I say most of the time. They were a disreputable bunch. They would get rowdy now and then, and they could make a lot of noise, especially when they’d been drinking. If they put up too much a racket, I would bang on the ceiling and shout a few insults at them. Sometimes that would quiet them down. Just as often, they would reply by squeaking insults at me. And their insults could get awfully personal.

Occasionally, one of these miscreants would scramble over to the un-sheetrocked part of the basement and drop down for a few snap rolls and split-S’s around the basement, just to show off. I would acknowledge its aerobatic skill with some fairly colorful comments, while my two young daughters hid under the layout. Or maybe it was my comments that sent them into hiding. I’m not entirely sure.

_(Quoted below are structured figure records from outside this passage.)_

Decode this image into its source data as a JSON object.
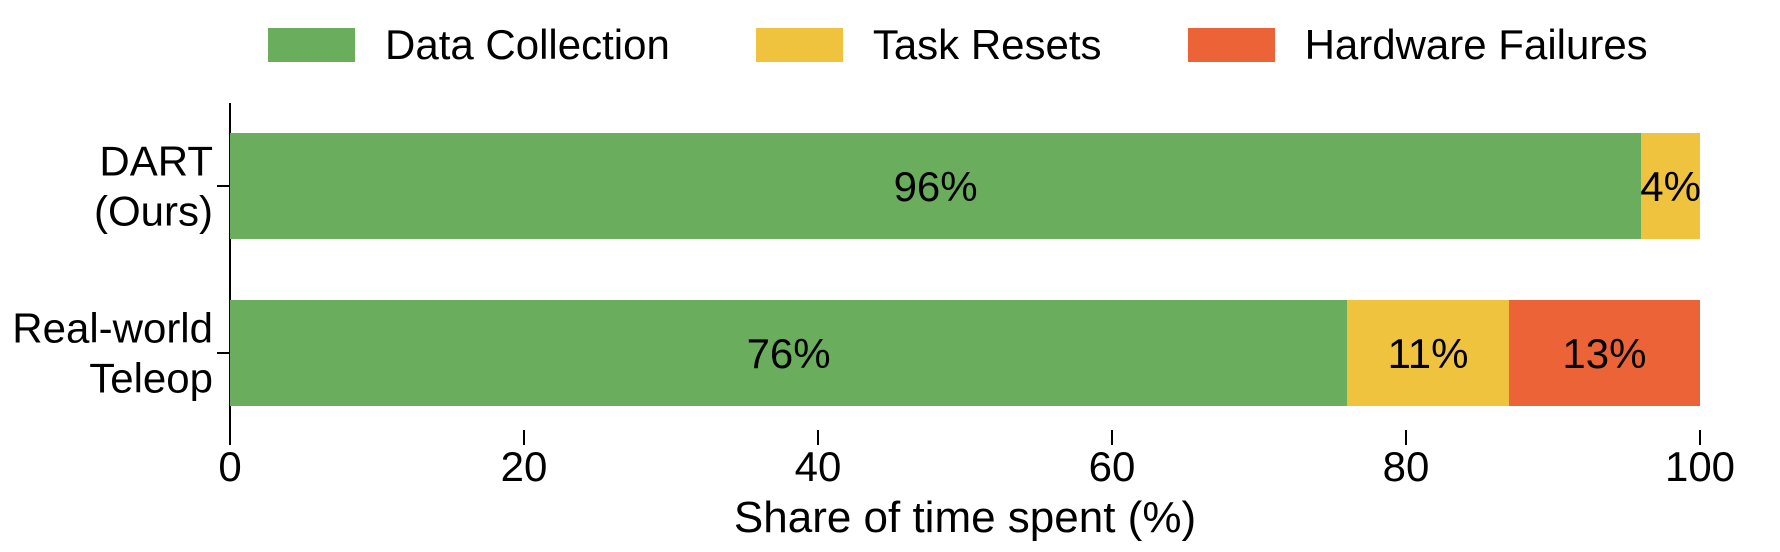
{
  "figure": {
    "background": "#ffffff",
    "text_color": "#000000",
    "axis_color": "#000000"
  },
  "chart_data": {
    "type": "bar",
    "orientation": "horizontal",
    "stacked": true,
    "title": "",
    "xlabel": "Share of time spent (%)",
    "ylabel": "",
    "xlim": [
      0,
      100
    ],
    "grid": false,
    "legend_position": "top",
    "x_tick_labels": [
      "0",
      "20",
      "40",
      "60",
      "80",
      "100"
    ],
    "x_tick_values": [
      0,
      20,
      40,
      60,
      80,
      100
    ],
    "categories": [
      {
        "label": "DART (Ours)",
        "lines": [
          "DART",
          "(Ours)"
        ]
      },
      {
        "label": "Real-world Teleop",
        "lines": [
          "Real-world",
          "Teleop"
        ]
      }
    ],
    "series": [
      {
        "name": "Data Collection",
        "color": "#6aad5c",
        "values": [
          96,
          76
        ],
        "labels": [
          "96%",
          "76%"
        ]
      },
      {
        "name": "Task Resets",
        "color": "#f0c33e",
        "values": [
          4,
          11
        ],
        "labels": [
          "4%",
          "11%"
        ]
      },
      {
        "name": "Hardware Failures",
        "color": "#eb6337",
        "values": [
          0,
          13
        ],
        "labels": [
          "",
          "13%"
        ]
      }
    ]
  }
}
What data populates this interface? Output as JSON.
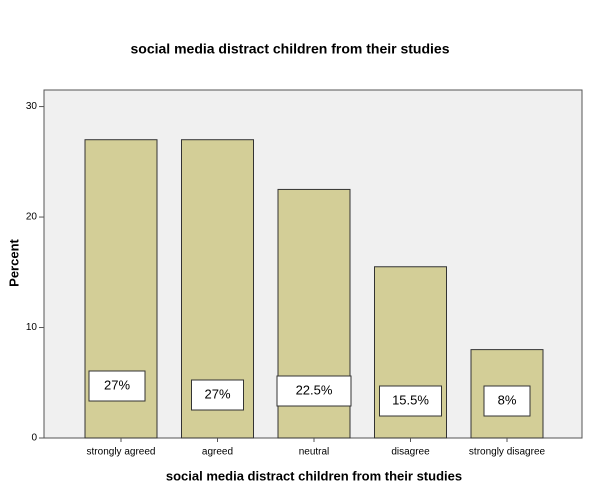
{
  "chart_data": {
    "type": "bar",
    "title": "social media distract children from their studies",
    "x_label": "social media distract children from their studies",
    "y_label": "Percent",
    "categories": [
      "strongly agreed",
      "agreed",
      "neutral",
      "disagree",
      "strongly disagree"
    ],
    "values": [
      27,
      27,
      22.5,
      15.5,
      8
    ],
    "value_labels": [
      "27%",
      "27%",
      "22.5%",
      "15.5%",
      "8%"
    ],
    "color": "#d3ce97",
    "ylim": [
      0,
      31.5
    ],
    "yticks": [
      0,
      10,
      20,
      30
    ]
  }
}
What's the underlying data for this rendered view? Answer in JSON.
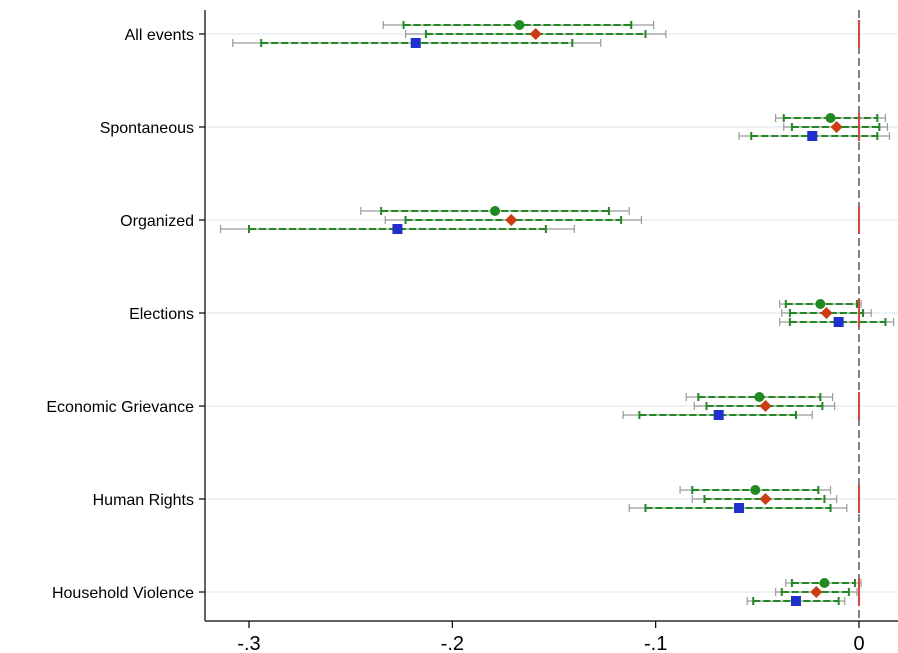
{
  "chart_data": {
    "type": "coefficient-plot",
    "orientation": "horizontal",
    "title": "",
    "xlabel": "",
    "ylabel": "",
    "xlim": [
      -0.32,
      0.02
    ],
    "x_ticks": [
      -0.3,
      -0.2,
      -0.1,
      0
    ],
    "x_tick_labels": [
      "-.3",
      "-.2",
      "-.1",
      "0"
    ],
    "reference_line": {
      "x": 0,
      "style": "dashed",
      "color": "#333333"
    },
    "grid": "horizontal",
    "legend": "none",
    "categories": [
      "All events",
      "Spontaneous",
      "Organized",
      "Elections",
      "Economic Grievance",
      "Human Rights",
      "Household Violence"
    ],
    "series": [
      {
        "marker": "circle",
        "color": "#1f8a1f",
        "estimates": [
          -0.167,
          -0.014,
          -0.179,
          -0.019,
          -0.049,
          -0.051,
          -0.017
        ],
        "ci_inner": [
          [
            -0.224,
            -0.112
          ],
          [
            -0.037,
            0.009
          ],
          [
            -0.235,
            -0.123
          ],
          [
            -0.036,
            -0.001
          ],
          [
            -0.079,
            -0.019
          ],
          [
            -0.082,
            -0.02
          ],
          [
            -0.033,
            -0.002
          ]
        ],
        "ci_outer": [
          [
            -0.234,
            -0.101
          ],
          [
            -0.041,
            0.013
          ],
          [
            -0.245,
            -0.113
          ],
          [
            -0.039,
            0.001
          ],
          [
            -0.085,
            -0.013
          ],
          [
            -0.088,
            -0.014
          ],
          [
            -0.036,
            0.001
          ]
        ]
      },
      {
        "marker": "diamond",
        "color": "#d03a10",
        "estimates": [
          -0.159,
          -0.011,
          -0.171,
          -0.016,
          -0.046,
          -0.046,
          -0.021
        ],
        "ci_inner": [
          [
            -0.213,
            -0.105
          ],
          [
            -0.033,
            0.01
          ],
          [
            -0.223,
            -0.117
          ],
          [
            -0.034,
            0.002
          ],
          [
            -0.075,
            -0.018
          ],
          [
            -0.076,
            -0.017
          ],
          [
            -0.038,
            -0.005
          ]
        ],
        "ci_outer": [
          [
            -0.223,
            -0.095
          ],
          [
            -0.037,
            0.014
          ],
          [
            -0.233,
            -0.107
          ],
          [
            -0.038,
            0.006
          ],
          [
            -0.081,
            -0.012
          ],
          [
            -0.082,
            -0.011
          ],
          [
            -0.041,
            -0.001
          ]
        ]
      },
      {
        "marker": "square",
        "color": "#1f2fd0",
        "estimates": [
          -0.218,
          -0.023,
          -0.227,
          -0.01,
          -0.069,
          -0.059,
          -0.031
        ],
        "ci_inner": [
          [
            -0.294,
            -0.141
          ],
          [
            -0.053,
            0.009
          ],
          [
            -0.3,
            -0.154
          ],
          [
            -0.034,
            0.013
          ],
          [
            -0.108,
            -0.031
          ],
          [
            -0.105,
            -0.014
          ],
          [
            -0.052,
            -0.01
          ]
        ],
        "ci_outer": [
          [
            -0.308,
            -0.127
          ],
          [
            -0.059,
            0.015
          ],
          [
            -0.314,
            -0.14
          ],
          [
            -0.039,
            0.017
          ],
          [
            -0.116,
            -0.023
          ],
          [
            -0.113,
            -0.006
          ],
          [
            -0.055,
            -0.007
          ]
        ]
      }
    ],
    "zero_markers": {
      "color": "#e8403a",
      "shape": "vertical-dash"
    }
  }
}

If the little aerobat got too close, I’d threaten it with my tennis racket. If that didn’t work, I would retreat upstairs and watch “Making Tracks” reruns until the little villains sobered up (the bats, not my daughters).

At their worst, the bats would sit above the sheetrock over my head and tell dirty bat jokes, rolling around, scratching, giggling, and snorting, and using the most gawdawful grammar. It was disgusting.
Of course this is all pretty typical for bats. I never met one that could stay out of mischief or write a decent sentence. Well, maybe one. There was a long-eared bat I met once in Amarillo, Texas, but that’s another story.

When spring arrived, the bats moved out and I patched the crack in the foundation that was their front door. It’s a lot quieter in the train room now, except when I set my workbench on fire with my soldering gun, or when a locomotive derails onto the basement floor. At times like those, I’m kind of grateful to the little hairballs for all the colorful language they taught me.